Sr Site Reliability Engineer
Fully Remote Technology and Operations
Job Type
Full-time
Description

 

Job Summary 

The Site Reliability Engineer, Senior (SRES) will work collaboratively with software and systems engineering to deploy and manage our systems within our Amazon Web Services (AWS) Cloud. The SRES will lead the automation and streamlining operations and processes. In addition, the SRES will design, build, setup, and maintain tools for deployment, monitoring, and infrastructure provisioning on the AWS Cloud. This role will be responsible for the vision and design of the whole stack from load balancers to the databases, and then move and launch sites on every application release following a “Blue/Green” methodology. 

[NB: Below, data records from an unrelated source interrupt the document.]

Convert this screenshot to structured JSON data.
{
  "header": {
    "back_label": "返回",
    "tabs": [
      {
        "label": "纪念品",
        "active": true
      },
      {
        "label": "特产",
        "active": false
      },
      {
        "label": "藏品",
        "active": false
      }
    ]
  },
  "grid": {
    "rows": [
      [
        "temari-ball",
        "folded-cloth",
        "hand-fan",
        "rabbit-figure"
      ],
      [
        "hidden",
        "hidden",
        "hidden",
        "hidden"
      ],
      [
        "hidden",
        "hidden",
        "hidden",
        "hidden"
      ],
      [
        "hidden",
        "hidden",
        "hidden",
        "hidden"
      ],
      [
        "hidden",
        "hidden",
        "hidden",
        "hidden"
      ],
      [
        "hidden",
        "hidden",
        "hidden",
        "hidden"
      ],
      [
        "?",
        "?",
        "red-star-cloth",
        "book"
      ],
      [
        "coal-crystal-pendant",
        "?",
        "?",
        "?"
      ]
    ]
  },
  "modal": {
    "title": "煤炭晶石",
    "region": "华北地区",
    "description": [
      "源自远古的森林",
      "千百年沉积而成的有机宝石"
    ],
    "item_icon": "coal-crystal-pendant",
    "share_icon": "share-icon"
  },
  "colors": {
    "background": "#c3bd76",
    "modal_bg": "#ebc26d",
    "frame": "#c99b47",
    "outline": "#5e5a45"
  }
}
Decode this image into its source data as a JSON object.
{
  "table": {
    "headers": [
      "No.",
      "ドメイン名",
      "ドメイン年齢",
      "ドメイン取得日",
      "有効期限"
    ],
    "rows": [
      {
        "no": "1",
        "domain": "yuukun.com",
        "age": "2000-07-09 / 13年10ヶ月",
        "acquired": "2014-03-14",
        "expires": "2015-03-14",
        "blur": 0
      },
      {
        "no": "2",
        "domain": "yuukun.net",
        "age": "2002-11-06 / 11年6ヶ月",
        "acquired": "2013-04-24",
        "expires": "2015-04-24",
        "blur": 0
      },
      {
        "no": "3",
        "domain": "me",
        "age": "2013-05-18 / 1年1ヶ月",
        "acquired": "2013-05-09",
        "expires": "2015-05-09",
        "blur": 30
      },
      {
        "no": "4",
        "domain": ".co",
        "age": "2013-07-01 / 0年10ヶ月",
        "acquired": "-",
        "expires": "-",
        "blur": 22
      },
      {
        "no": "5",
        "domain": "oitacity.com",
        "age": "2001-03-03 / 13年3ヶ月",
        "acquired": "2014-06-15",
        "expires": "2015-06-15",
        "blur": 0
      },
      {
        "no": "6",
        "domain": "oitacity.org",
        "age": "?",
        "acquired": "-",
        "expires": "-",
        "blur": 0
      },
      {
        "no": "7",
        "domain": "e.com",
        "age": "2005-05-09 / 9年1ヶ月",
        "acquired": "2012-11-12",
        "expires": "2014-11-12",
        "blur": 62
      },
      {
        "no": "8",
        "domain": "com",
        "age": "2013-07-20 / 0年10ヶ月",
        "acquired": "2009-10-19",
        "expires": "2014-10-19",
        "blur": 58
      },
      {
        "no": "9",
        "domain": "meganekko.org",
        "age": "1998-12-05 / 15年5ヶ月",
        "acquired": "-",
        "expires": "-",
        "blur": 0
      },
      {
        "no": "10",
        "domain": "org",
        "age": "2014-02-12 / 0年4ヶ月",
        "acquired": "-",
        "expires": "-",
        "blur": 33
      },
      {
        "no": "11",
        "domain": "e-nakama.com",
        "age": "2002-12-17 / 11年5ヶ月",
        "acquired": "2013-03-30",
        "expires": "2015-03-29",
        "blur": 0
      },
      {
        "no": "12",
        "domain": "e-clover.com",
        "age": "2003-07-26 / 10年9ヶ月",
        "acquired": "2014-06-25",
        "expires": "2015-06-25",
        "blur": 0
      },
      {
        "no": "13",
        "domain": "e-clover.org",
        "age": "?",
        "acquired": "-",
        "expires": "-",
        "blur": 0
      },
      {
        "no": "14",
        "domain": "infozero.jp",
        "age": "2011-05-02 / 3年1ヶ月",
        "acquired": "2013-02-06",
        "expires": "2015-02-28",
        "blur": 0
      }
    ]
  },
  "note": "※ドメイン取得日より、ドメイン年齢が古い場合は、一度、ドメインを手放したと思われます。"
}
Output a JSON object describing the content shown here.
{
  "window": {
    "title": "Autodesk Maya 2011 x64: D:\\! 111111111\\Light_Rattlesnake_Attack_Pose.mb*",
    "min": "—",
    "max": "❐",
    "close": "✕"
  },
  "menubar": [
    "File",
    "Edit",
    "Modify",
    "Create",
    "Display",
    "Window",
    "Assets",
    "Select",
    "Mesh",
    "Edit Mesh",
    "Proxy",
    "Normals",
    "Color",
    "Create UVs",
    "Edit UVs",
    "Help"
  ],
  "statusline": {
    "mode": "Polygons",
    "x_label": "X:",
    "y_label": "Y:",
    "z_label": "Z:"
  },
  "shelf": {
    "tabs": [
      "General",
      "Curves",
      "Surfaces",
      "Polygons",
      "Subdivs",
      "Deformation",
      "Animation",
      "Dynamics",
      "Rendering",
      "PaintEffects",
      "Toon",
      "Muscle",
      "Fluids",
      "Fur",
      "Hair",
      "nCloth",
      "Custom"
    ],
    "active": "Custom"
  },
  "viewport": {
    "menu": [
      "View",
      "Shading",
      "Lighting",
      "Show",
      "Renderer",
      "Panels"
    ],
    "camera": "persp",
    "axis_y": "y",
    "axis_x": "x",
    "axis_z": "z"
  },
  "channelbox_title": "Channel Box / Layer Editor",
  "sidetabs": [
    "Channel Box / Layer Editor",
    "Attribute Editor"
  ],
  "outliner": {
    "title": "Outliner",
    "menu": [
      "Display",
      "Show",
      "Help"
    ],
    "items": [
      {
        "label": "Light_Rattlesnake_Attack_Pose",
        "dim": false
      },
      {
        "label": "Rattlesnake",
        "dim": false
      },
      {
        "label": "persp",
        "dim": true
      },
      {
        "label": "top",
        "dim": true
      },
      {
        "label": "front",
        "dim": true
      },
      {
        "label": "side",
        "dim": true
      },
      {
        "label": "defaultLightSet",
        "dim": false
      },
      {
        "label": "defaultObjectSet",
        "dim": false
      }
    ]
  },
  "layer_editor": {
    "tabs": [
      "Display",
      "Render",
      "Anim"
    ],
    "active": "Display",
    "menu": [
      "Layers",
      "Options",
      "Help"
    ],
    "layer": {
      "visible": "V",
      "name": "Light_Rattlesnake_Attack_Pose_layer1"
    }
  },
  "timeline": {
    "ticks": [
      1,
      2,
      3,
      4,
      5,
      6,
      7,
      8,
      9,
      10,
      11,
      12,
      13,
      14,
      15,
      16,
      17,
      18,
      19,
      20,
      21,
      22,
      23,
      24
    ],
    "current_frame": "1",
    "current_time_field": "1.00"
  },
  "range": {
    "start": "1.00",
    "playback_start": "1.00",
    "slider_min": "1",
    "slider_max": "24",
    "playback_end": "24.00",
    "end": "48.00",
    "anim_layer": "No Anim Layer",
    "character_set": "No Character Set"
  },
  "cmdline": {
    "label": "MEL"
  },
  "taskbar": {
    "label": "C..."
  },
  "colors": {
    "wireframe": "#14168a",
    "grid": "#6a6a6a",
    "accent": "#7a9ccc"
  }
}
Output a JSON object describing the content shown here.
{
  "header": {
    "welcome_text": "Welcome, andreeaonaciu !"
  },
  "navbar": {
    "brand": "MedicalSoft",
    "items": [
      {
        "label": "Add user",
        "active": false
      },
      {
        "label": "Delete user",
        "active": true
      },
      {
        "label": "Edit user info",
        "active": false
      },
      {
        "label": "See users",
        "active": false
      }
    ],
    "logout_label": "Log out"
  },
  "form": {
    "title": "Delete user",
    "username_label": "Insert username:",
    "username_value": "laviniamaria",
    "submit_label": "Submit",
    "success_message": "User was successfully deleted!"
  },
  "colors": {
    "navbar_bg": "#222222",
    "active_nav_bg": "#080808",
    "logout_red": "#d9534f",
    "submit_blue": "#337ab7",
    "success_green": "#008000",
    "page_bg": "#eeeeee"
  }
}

Summary of Essential Job Functions 

  • Owns the application and all aspects of it in production, including the user experience. Administers all systems related to R&D projects, including user creation, systems provision troubleshooting, monitoring, etc. 
  • Creates the vision and designs the automation strategy across the platform. This includes researching gaps in automation and laying out the vision and the plan to remove the gaps. 
  • Designs and Orchestrates system provisioning, autoscaling and Continuous Integration (CI) 
  • Responsible for Release Management with a expert understanding of Continuous Integration and Continuous Delivery 
  • Troubleshoots site down issues. Responds to emergency outages and coordinate responses with engineering teams in multiple locations. 
  • Works with engineering teams to refine deployment and release processes. 
  • Works closely with developers in supporting new features, services, releases, and become an expert in our services. 
  • Monitors site reliability and performance. 
  • Scales infrastructure to meet demand. Continuously monitors/improves the quality of our infrastructure. 
  • Designs and develops automation tools to deploy code. 
  • Ensure that all system design and procedures are documented and up-to-date. 
  • Participates in on-call rotation as needed. 
  • Maintains professional and technical knowledge by attending educational workshops; reviewing professional publications; establishing personal networks; benchmarking state-of-the-art practices; participating in professional societies; leading staff development educational series. 
  • Recommends and implements strategies, policies, and procedures by evaluating organization outcomes; identifying problems; evaluating trends; and anticipating requirements. 
  • Performs other duties not otherwise listed as required by the company. 
Requirements
  • Bachelor’s Degree in Computer Science or a related field with 7+ years in cloud infrastructure (AWS preferred) 
  • Expert administration knowledge with Linux, UNIX, SSH, cron, and access control 
  • Extensive experience with managed hosting and colocation 
  • Extensive experience supporting high traffic, high volume web applications and websites 
  • Willingness to work flexible / odd hours at times, based on needs, including on-call rotation 
  • Ability to use a wide variety of open source technologies and cloud services (AWS) 
  • Expert level knowledge with experience with AWS infrastructure - VPC, Security Groups, EC2, ELB, S3, RDS, etc. 
  • Expert level knowledge and experience with AWS API integration 
  • Experience with distributed tracing (OpenTracing, zipkin, etc) 
  • Experience with Kubernetes and related technologies (coreOS, etcd, envoy) 
  • Familiarity with notification platforms like PagerDuty or OpsGenie 
  • Analytical thinking and troubleshooting to resolve infrastructure and/or application issues 
  • Excellent verbal and written communication skills 
  • Must have a passion to learn new technologies 
  • Expert scripting ability - Bash, Ruby, Python 
  • Solid working knowledge and experience with Go 
  • Expert understanding of DNS, TCPDUMP, CDNS, SSL, Git, Firewalls and network concepts 
  • Experience with automation/configuration management (terraform and/or CloudFormation) 
  • Knowledge of best practices and IT operations in an always-up, always-available service environment 
  • Understanding of monitoring tools and statistics – Newrelic, Sumologic, DataDog, StackDriver or CloudWatch 
  • Solid understanding of Docker and containers 
  • Ability to work in a team environment and reliable to work independently 
  • Ability to manage multiple tasks in a dynamic, fast-paced environment 

The annual salary for this position typically starts between $85,000 - $120,000. Placement within the range is determined by a variety of factors, including but not limited to: knowledge, skills, years & depth of experience, location, and equity with internal team members. 


For remote positions, employees must reside in one of the following locations: AL, AR, AZ, CA, CO, CT, DC, FL, GA, IA, ID, IL, IN, KS, KY, LA, MA, MD, MI, MN, MO, MS, MT, NC, NJ, NH, NV, NY, OH, OK,OR, PA, SC, SD, TN, TX, UT, VA, WA, WI, WV. All other states are not in consideration for this role at this time.  


Vanco is an Equal Opportunity employer. All qualified applicants will receive consideration for employment without regard to race, color, religion, sex including sexual orientation and gender identity, national origin, disability, protected Veteran Status, or any other characteristic protected by applicable federal, state, or local law.